Originally from Kansas, Gary received a BA at the University of Kansas, then was a PCV in Tunisia, teaching English in Sfax, Ez-Zahra and Tunis from 1966-69. He subsequently studied comparative education, receiving an MA from the University of Chicago and also studied Arabic in Cairo for 3 years. He worked in an international program at the University of Oklahoma prior to coming to Washington to work with the Fulbright Scholar Program for 33 years, responsible principally for exchanges with North Africa and the Middle East. He retired in 2011 and moved to Sarasota in 2020.
For the last twenty-seven years, Nancy Janus has been a professor of human development at Eckerd College in Saint Petersburg. During that time she has taught Global Children’s Issues, Human Trafficking, Issues in Adoption, and Counseling. Folded into these courses have been travels with students to Viet Nam, Malaysia, Tanzania, Thailand and especially Cambodia. She also led spring break service trips throughout Central America.
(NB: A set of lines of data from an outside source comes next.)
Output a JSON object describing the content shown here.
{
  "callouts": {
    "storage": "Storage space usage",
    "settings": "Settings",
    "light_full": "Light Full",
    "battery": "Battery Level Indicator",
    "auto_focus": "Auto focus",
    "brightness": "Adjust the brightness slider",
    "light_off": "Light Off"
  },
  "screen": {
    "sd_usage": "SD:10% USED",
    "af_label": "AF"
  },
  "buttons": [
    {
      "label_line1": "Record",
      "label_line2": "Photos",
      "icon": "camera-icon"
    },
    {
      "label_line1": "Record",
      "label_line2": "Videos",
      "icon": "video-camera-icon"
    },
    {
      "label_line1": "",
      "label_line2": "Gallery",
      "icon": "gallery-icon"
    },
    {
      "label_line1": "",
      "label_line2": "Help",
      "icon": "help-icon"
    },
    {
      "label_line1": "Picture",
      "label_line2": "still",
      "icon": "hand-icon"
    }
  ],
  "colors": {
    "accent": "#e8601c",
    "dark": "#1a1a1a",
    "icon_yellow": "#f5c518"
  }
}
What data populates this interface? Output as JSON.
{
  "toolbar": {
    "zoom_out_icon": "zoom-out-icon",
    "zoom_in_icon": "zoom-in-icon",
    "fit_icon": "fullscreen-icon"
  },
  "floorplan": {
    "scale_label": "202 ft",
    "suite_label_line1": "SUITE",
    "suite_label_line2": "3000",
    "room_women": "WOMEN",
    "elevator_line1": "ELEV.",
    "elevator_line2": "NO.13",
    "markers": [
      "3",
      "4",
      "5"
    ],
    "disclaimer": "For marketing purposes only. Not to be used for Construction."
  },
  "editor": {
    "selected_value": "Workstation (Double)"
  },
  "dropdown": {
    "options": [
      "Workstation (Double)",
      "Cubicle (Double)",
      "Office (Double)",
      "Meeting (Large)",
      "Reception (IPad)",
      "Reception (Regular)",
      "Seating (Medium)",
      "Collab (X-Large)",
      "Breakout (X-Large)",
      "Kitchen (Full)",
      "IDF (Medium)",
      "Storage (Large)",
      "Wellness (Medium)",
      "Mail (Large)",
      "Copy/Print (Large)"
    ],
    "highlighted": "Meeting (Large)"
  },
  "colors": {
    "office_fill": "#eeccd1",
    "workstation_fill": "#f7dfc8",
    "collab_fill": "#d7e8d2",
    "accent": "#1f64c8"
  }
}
She earned a doctorate in Counseling Psychology from the University of Massachusetts in Amherst, and also gained her license as a clinical psychologist. She taught French in high schools, earned a Masters in School Psychology, and taught at the Eastern Kentucky University. For twelve years she was a tenured Professor of School Psychology and Counseling at Southern Connecticut State University in New Haven. She is fluent in French, Spanish, and Tunisian Arabic, this last reflecting her three years in the Peace Corps in Tunisia.
She created a program in international adoption in Bolivia that ultimately facilitated the adoption of more than seventy infants. She and her husband also have three daughters adopted from Colombia .
Growing out of her Peace Corps experience, travel and international cultural exchange have been central to every academic effort she has undertaken. She is the author of Ethnicity in the lives of modern Malaysian youth, and West meets East: The current state of mental health services in Cambodia. Travel for Nancy has taken on a different dimension since a bicycle accident in 2012 left her in a wheelchair, Nonetheless, she has continued to travel with students internationally during Eckerd’s winter term and went around the world in Fall 2017 as a professor on Semester at Sea.